Restoring a controller from a backup

Restore operation


NOTE: To restore a controller from a backup, it is necessary to re-install the controller.


  • In a controller team environment each active controller is restored as a single system.

  • When the controller is deployed in a VM, standard VM restore tools (such as Snapshot or Clone) can be used.

  • When the controller is deployed on bare metal, standard Linux server-based backup/restore tools (such as rsync, LVM snapshot, and Amanda/Zmanda) can be used.

  • If a backed-up controller in a team fails, use single-system restore to restore the controller. The HA synchronization updates the controller to the latest version.

  • The controller blocks traffic over OpenFlow ports during a restore.


NOTE: The controller ceases to operate during a Restore operation.


System restore requirements

A system backup can be restored only to a system having the following:

  • The same controller version that existed at the time the backup was taken.

  • The same network settings (IP address) as were present at the backup.

  • The same license ID as was in effect when the controller was installed.


NOTE: If you have modified any environment—specific settings in files such as /opt/sdn/virgo/options or /etc/init/sdnc.conf, ensure that the appropriate changes are made to these files after you re-install the controller and before you start the restore. For example, the network interface that the Virgo service uses (default: eth0) might be eth1 or another setting on some systems.


Restoring a controller from a backup

  1. Uninstall the controller(s) to be restored. If this is a rollback to a previous state, uninstall all controllers.

  2. Before restoring a controller, set CTL_RESTORE_INSTALL_MODE=True in the ~/.sdn_install_options file in the home directory. If this file is not present in the directory, create it with the CTL_RESTORE_INSTALL_MODE entry. If the file is already present, ensure that it includes the CTL_RESTORE_INSTALL_MODE entry. This entry directs the installer to perform the necessary changes to direct the controller to start in recovery/restore mode, during which OpenFlow activity is suspended for the subject controller.

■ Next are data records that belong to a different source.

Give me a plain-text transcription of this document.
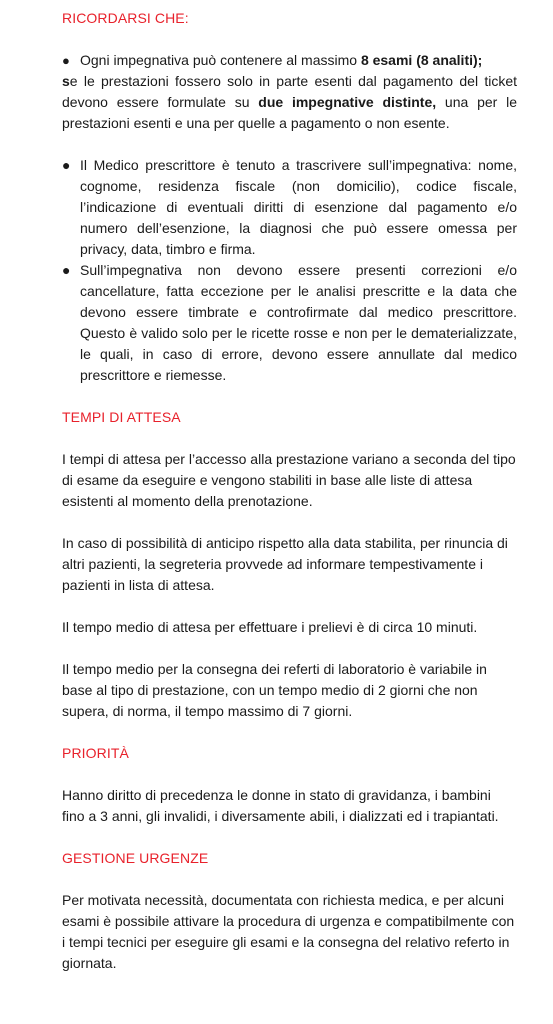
RICORDARSI CHE:
● Ogni impegnativa può contenere al massimo 8 esami (8 analiti);

se le prestazioni fossero solo in parte esenti dal pagamento del ticket devono essere formulate su due impegnative distinte, una per le prestazioni esenti e una per quelle a pagamento o non esente.

● Il Medico prescrittore è tenuto a trascrivere sull’impegnativa: nome, cognome, residenza fiscale (non domicilio), codice fiscale, l’indicazione di eventuali diritti di esenzione dal pagamento e/o numero dell’esenzione, la diagnosi che può essere omessa per privacy, data, timbro e firma.
● Sull’impegnativa non devono essere presenti correzioni e/o cancellature, fatta eccezione per le analisi prescritte e la data che devono essere timbrate e controfirmate dal medico prescrittore. Questo è valido solo per le ricette rosse e non per le dematerializzate, le quali, in caso di errore, devono essere annullate dal medico prescrittore e riemesse.
TEMPI DI ATTESA

I tempi di attesa per l’accesso alla prestazione variano a seconda del tipo di esame da eseguire e vengono stabiliti in base alle liste di attesa esistenti al momento della prenotazione.

In caso di possibilità di anticipo rispetto alla data stabilita, per rinuncia di altri pazienti, la segreteria provvede ad informare tempestivamente i pazienti in lista di attesa.

Il tempo medio di attesa per effettuare i prelievi è di circa 10 minuti.

Il tempo medio per la consegna dei referti di laboratorio è variabile in base al tipo di prestazione, con un tempo medio di 2 giorni che non supera, di norma, il tempo massimo di 7 giorni.

PRIORITÀ

Hanno diritto di precedenza le donne in stato di gravidanza, i bambini fino a 3 anni, gli invalidi, i diversamente abili, i dializzati ed i trapiantati.

GESTIONE URGENZE

Per motivata necessità, documentata con richiesta medica, e per alcuni esami è possibile attivare la procedura di urgenza e compatibilmente con i tempi tecnici per eseguire gli esami e la consegna del relativo referto in giornata.
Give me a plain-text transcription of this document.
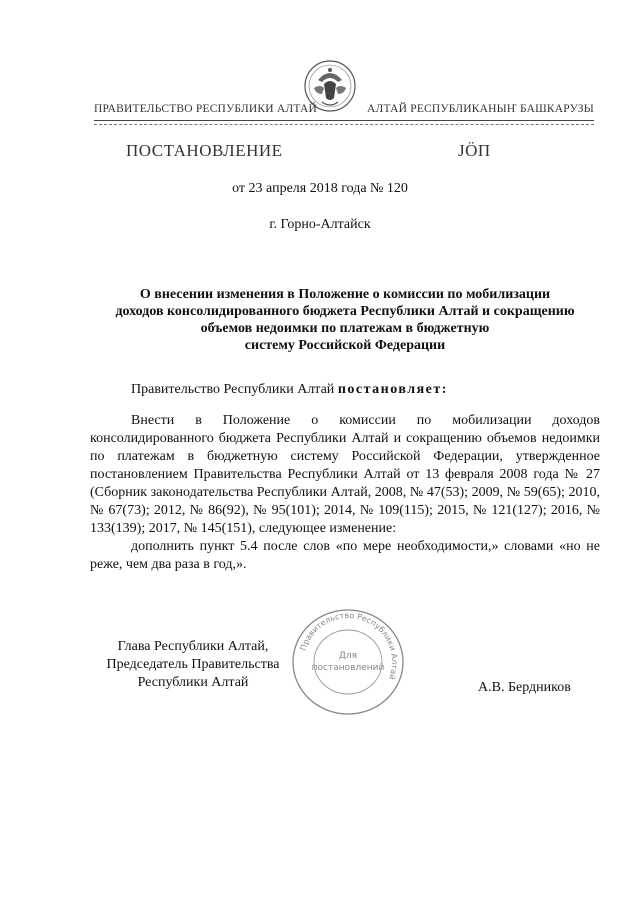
ПРАВИТЕЛЬСТВО РЕСПУБЛИКИ АЛТАЙ	АЛТАЙ РЕСПУБЛИКАНЫҤ БАШКАРУЗЫ
ПОСТАНОВЛЕНИЕ	JӦП
от 23 апреля 2018 года № 120
г. Горно-Алтайск
О внесении изменения в Положение о комиссии по мобилизации
доходов консолидированного бюджета Республики Алтай и сокращению
объемов недоимки по платежам в бюджетную
систему Российской Федерации
Правительство Республики Алтай постановляет:

Внести в Положение о комиссии по мобилизации доходов консолидированного бюджета Республики Алтай и сокращению объемов недоимки по платежам в бюджетную систему Российской Федерации, утвержденное постановлением Правительства Республики Алтай от 13 февраля 2008 года № 27 (Сборник законодательства Республики Алтай, 2008, № 47(53); 2009, № 59(65); 2010, № 67(73); 2012, № 86(92), № 95(101); 2014, № 109(115); 2015, № 121(127); 2016, № 133(139); 2017, № 145(151), следующее изменение:

дополнить пункт 5.4 после слов «по мере необходимости,» словами «но не реже, чем два раза в год,».

Глава Республики Алтай,
Председатель Правительства
Республики Алтай	А.В. Бердников
Правительство Республики Алтай
Для
постановлений
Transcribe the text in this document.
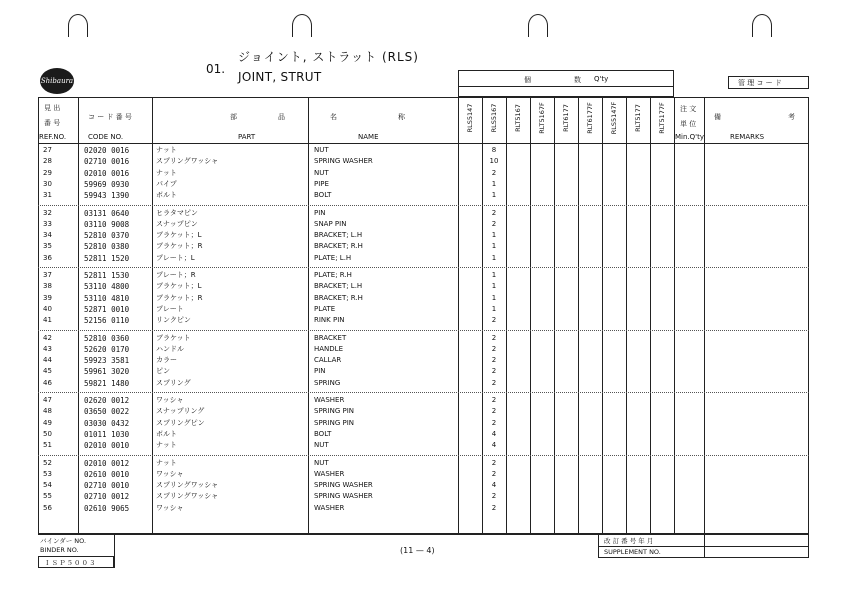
Shibaura
01.
ジョイント, ストラット (RLS)
JOINT, STRUT	個	数 Q'ty	管 理 コ ー ド
見 出
番 号
REF.NO.
コ ー ド 番 号
CODE NO.
部	品
PART
名	称
NAME
RLS5147 RLS5167 RLT5167 RLT5167F RLT6177 RLT6177F RLS5147F RLT5177 RLT5177F 注 文
単 位
Min.Q'ty
備	考
REMARKS
27	02020 0016	ナット	NUT	8
28	02710 0016	スプリングワッシャ	SPRING WASHER	10
29	02010 0016	ナット	NUT	2
30	59969 0930	パイプ	PIPE	1
31	59943 1390	ボルト	BOLT	1
32	03131 0640	ヒラタマピン	PIN	2
33	03110 9008	スナップピン	SNAP PIN	2
34	52810 0370	ブラケット；L	BRACKET; L.H	1
35	52810 0380	ブラケット；R	BRACKET; R.H	1
36	52811 1520	プレート；L	PLATE; L.H	1
37	52811 1530	プレート；R	PLATE; R.H	1
38	53110 4800	ブラケット；L	BRACKET; L.H	1
39	53110 4810	ブラケット；R	BRACKET; R.H	1
40	52871 0010	プレート	PLATE	1
41	52156 0110	リンクピン	RINK PIN	2
42	52810 0360	ブラケット	BRACKET	2
43	52620 0170	ハンドル	HANDLE	2
44	59923 3581	カラー	CALLAR	2
45	59961 3020	ピン	PIN	2
46	59821 1480	スプリング	SPRING	2
47	02620 0012	ワッシャ	WASHER	2
48	03650 0022	スナップリング	SPRING PIN	2
49	03030 0432	スプリングピン	SPRING PIN	2
50	01011 1030	ボルト	BOLT	4
51	02010 0010	ナット	NUT	4
52	02010 0012	ナット	NUT	2
53	02610 0010	ワッシャ	WASHER	2
54	02710 0010	スプリングワッシャ	SPRING WASHER	4
55	02710 0012	スプリングワッシャ	SPRING WASHER	2
56	02610 9065	ワッシャ	WASHER	2
バインダー NO.
BINDER NO.
ＩＳＰ５００３
(11 — 4)
改 訂 番 号 年 月
SUPPLEMENT NO.
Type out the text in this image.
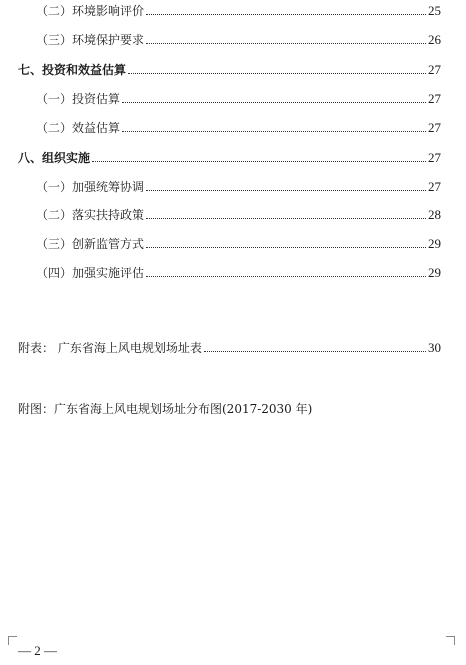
（二）环境影响评价	25
（三）环境保护要求	26
七、投资和效益估算	27
（一）投资估算	27
（二）效益估算	27
八、组织实施	27
（一）加强统筹协调	27
（二）落实扶持政策	28
（三）创新监管方式	29
（四）加强实施评估	29
附表： 广东省海上风电规划场址表	30
附图：广东省海上风电规划场址分布图(2017-2030 年)
— 2 —
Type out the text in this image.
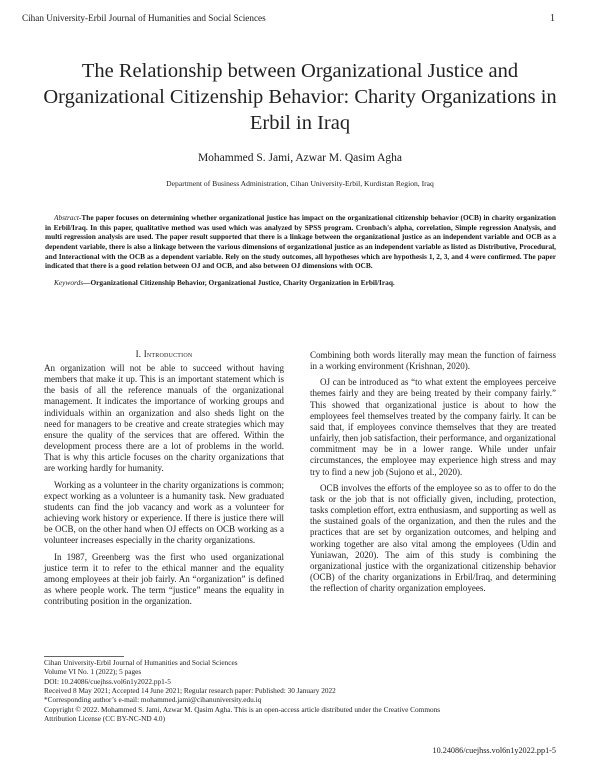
Cihan University-Erbil Journal of Humanities and Social Sciences	1
The Relationship between Organizational Justice and Organizational Citizenship Behavior: Charity Organizations in Erbil in Iraq
Mohammed S. Jami, Azwar M. Qasim Agha
Department of Business Administration, Cihan University-Erbil, Kurdistan Region, Iraq
Abstract-The paper focuses on determining whether organizational justice has impact on the organizational citizenship behavior (OCB) in charity organization in Erbil/Iraq. In this paper, qualitative method was used which was analyzed by SPSS program. Cronbach's alpha, correlation, Simple regression Analysis, and multi regression analysis are used. The paper result supported that there is a linkage between the organizational justice as an independent variable and OCB as a dependent variable, there is also a linkage between the various dimensions of organizational justice as an independent variable as listed as Distributive, Procedural, and Interactional with the OCB as a dependent variable. Rely on the study outcomes, all hypotheses which are hypothesis 1, 2, 3, and 4 were confirmed. The paper indicated that there is a good relation between OJ and OCB, and also between OJ dimensions with OCB.
Keywords—Organizational Citizenship Behavior, Organizational Justice, Charity Organization in Erbil/Iraq.
I. Introduction

An organization will not be able to succeed without having members that make it up. This is an important statement which is the basis of all the reference manuals of the organizational management. It indicates the importance of working groups and individuals within an organization and also sheds light on the need for managers to be creative and create strategies which may ensure the quality of the services that are offered. Within the development process there are a lot of problems in the world. That is why this article focuses on the charity organizations that are working hardly for humanity.

Working as a volunteer in the charity organizations is common; expect working as a volunteer is a humanity task. New graduated students can find the job vacancy and work as a volunteer for achieving work history or experience. If there is justice there will be OCB, on the other hand when OJ effects on OCB working as a volunteer increases especially in the charity organizations.

In 1987, Greenberg was the first who used organizational justice term it to refer to the ethical manner and the equality among employees at their job fairly. An “organization” is defined as where people work. The term “justice” means the equality in contributing position in the organization.

Combining both words literally may mean the function of fairness in a working environment (Krishnan, 2020).

OJ can be introduced as “to what extent the employees perceive themes fairly and they are being treated by their company fairly.” This showed that organizational justice is about to how the employees feel themselves treated by the company fairly. It can be said that, if employees convince themselves that they are treated unfairly, then job satisfaction, their performance, and organizational commitment may be in a lower range. While under unfair circumstances, the employee may experience high stress and may try to find a new job (Sujono et al., 2020).

OCB involves the efforts of the employee so as to offer to do the task or the job that is not officially given, including, protection, tasks completion effort, extra enthusiasm, and supporting as well as the sustained goals of the organization, and then the rules and the practices that are set by organization outcomes, and helping and working together are also vital among the employees (Udin and Yuniawan, 2020). The aim of this study is combining the organizational justice with the organizational citizenship behavior (OCB) of the charity organizations in Erbil/Iraq, and determining the reflection of charity organization employees.

Cihan University-Erbil Journal of Humanities and Social Sciences
Volume VI No. 1 (2022); 5 pages
DOI: 10.24086/cuejhss.vol6n1y2022.pp1-5
Received 8 May 2021; Accepted 14 June 2021; Regular research paper: Published: 30 January 2022
*Corresponding author’s e-mail: mohammed.jami@cihanuniversity.edu.iq
Copyright © 2022. Mohammed S. Jami, Azwar M. Qasim Agha. This is an open-access article distributed under the Creative Commons
Attribution License (CC BY-NC-ND 4.0)
10.24086/cuejhss.vol6n1y2022.pp1-5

  3. Re-install the failed controller(s), making sure to use the same IP address configuration. During the re-installation, log messages similar to the following appear in the Audit Log:

    root@mak:~/dev/controller/dist# dpkg -i hp-sdn-ctl_1.11_amd64.deb
    Selecting previously unselected package hp-sdn-ctl.
    (Reading database ... 212350 files and directories currently installed.)
    Unpacking hp-sdn-ctl (from hp-sdn-ctl_1.11_amd64.deb) ...
    Setup has detected a compatible jre-headless - 1.7.0_25 
    Creating system group 'sdn'... 
    ...done. 
    Creating system user 'sdn'...
    ...done. 
    Creating system user 'sdnadmin'...
    ...done. 
    Configuring PostgreSQL database...
    * Restarting PostgreSQL 9.1 database server [ OK ]
    ...done.
    Adding SDN-related items to Keystone... 
    keystone stop/waiting
    keystone start/running, process 11514
    ...done.
    Setting up hp-sdn-ctl (1.11) ... 
    Certificate was added to keystore
    CTL_RESTORE_INSTALL_MODE option is set 
    SDN controller will be started in restore mode
    sdna start/running, process 11633 
    sdnc start/running, process 11636
    Processing triggers for ureadahead ...
    

    CAUTION: Do not re-install any applications before you complete the restore process. The restoration adds data from the backup file into the current database contents. If you re-install applications that are part of the controller backup, then those applications might end up with duplicate or conflicting entries in their database. If required, only re-install applications after you have completed all steps of the restore process.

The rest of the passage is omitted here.